I had the opportunity to talk at the University of Haifa’s Privacy Enhancing Technologies for Biometric Data. There’s also a video of the talk.
Strong Key Derivation from Noisy Sources
My Ph.D. has been completed and defended. It is titled Strong Key Derivation from Noisy Sources. It is largely drawn from three papers Computational Fuzzy Extractors, Reusable Fuzzy Extractors for Low-Entropy Distributions, and When are Fuzzy Extractors Possible? Those papers are more up-to-date than my Ph.D. My Ph.D does contain a cohesive summary of the results that can be useful as an introduction.
Slides from MIT Fuzzy Extractor Presentation
I had the opportunity to speak at the MIT CIS Seminar. The slides are now available.
Slides from Ph.D. Defense
The slides from my Ph.D. defense are now up.
Slides for Fuzzy Extractor Presentation at Brown
I had the opportunity to talk about our work on Fuzzy Extractors at Brown University.
Key Derivation from Noisy Sources with More Errors Than Entropy
Our work will appear with about proceedings at Allerton 2014. This work was subsequently published in Reusable Fuzzy Extractors for Low-Entropy Distributions.
Robust Keys from Physical Unclonable Functions
Merrielle Spain, Benjamin Fuller, Kyle Ingols, and Robert Cunningham. Robust Keys from Physical Unclonable Functions. IEEE Symposium on Hardware Oriented Security and Trust, 2014.
Abstract
Weak physical unclonable functions (PUFs) can instantiate read-proof hardware tokens (Tuyls et al. 2006, CHES) where benign variation, such as changing temperature, yields a consistent key, but invasive attempts to learn the key destroy it. Previous approaches evaluate security by measuring how much an invasive attack changes the derived key (Pappu et al. 2002, Science). If some attack insufficiently changes the derived key, an expert must redesign the hardware. An unexplored alternative uses software to enhance token response to known physical attacks. Our approach draws on machine learning. We propose a variant of linear discriminant analysis (LDA), called PUF LDA, which reduces noise levels in PUF instances while enhancing changes from known attacks. We compare PUF LDA with standard techniques using an optical coating PUF and the following feature types: raw pixels, fast Fourier transform, short-time Fourier transform, and wavelets. We measure the true positive rate for valid detection at a 0% false positive rate (no mistakes on samples taken after an attack). PUF LDA improves the true positive rate from 50% on average (with a large variance across PUFs) to near 100%. While a well-designed physical process is irreplaceable, PUF LDA enables system designers to improve the PUF reliability-security tradeoff by incorporating attacks without redesigning the hardware token.

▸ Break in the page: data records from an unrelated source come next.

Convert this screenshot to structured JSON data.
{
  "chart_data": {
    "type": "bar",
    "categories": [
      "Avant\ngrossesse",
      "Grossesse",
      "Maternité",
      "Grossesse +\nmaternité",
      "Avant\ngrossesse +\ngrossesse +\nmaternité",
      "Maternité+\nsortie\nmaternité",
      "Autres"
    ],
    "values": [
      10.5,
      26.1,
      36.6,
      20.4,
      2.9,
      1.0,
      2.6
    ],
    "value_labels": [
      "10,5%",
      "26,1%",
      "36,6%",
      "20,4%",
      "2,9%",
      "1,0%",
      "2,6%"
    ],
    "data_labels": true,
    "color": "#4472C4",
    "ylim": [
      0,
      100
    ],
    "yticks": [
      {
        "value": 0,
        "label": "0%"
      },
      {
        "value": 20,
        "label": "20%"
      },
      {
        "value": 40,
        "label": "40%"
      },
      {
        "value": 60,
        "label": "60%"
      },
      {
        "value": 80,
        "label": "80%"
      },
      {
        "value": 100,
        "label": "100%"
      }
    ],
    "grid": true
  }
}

A Unified Approach to Deterministic Encryption
Our work A Unified Approach to Deterministic Encryption has been expanded and accepted into the Journal of Cryptology. This contains expanded results from the TCC version. The full version is also online
Slides for Fuzzy Extractor Asiacrypt Presentation
Our work on deterministic encryption is appearing at Asiacrypt. Presentation Slides are included on this post.
Computational Fuzzy Extractors
Benjamin Fuller, Xianrui Meng, and Leonid Reyzin. Computational Fuzzy Extractors. Asiacrypt 2013.
Abstract
Fuzzy extractors derive strong keys from noisy sources. Their security is defined information- theoretically, which limits the length of the derived key, sometimes making it too short to be useful. We ask whether it is possible to obtain longer keys by considering computational security, and show the following.
-Negative Result: Noise tolerance in fuzzy extractors is usually achieved using an information reconciliation component called a “secure sketch.” The security of this component, which directly affects the length of the resulting key, is subject to lower bounds from coding theory. We show that, even when defined computationally, secure sketches are still subject to lower bounds from coding theory. Specifically, we consider two computational relaxations of the information-theoretic security requirement of secure sketches, using conditional HILL entropy and unpredictability entropy. For both cases we show that computational secure sketches cannot outperform the best information-theoretic secure sketches in the case of high-entropy Hamming metric sources.
-Positive Result: We show that the negative result can be overcome by analyzing computational fuzzy extractors directly. Namely, we show how to build a computational fuzzy extractor whose output key length equals the entropy of the source (this is impossible in the information-theoretic setting). Our construction is based on the hardness of the Learning with Errors (LWE) problem, and is secure when the noisy source is uniform or symbol-fixing (that is, each dimension is either uniform or fixed). As part of the security proof, we show a result of independent interest, namely that the decision version of LWE is secure even when a small number of dimensions has no error.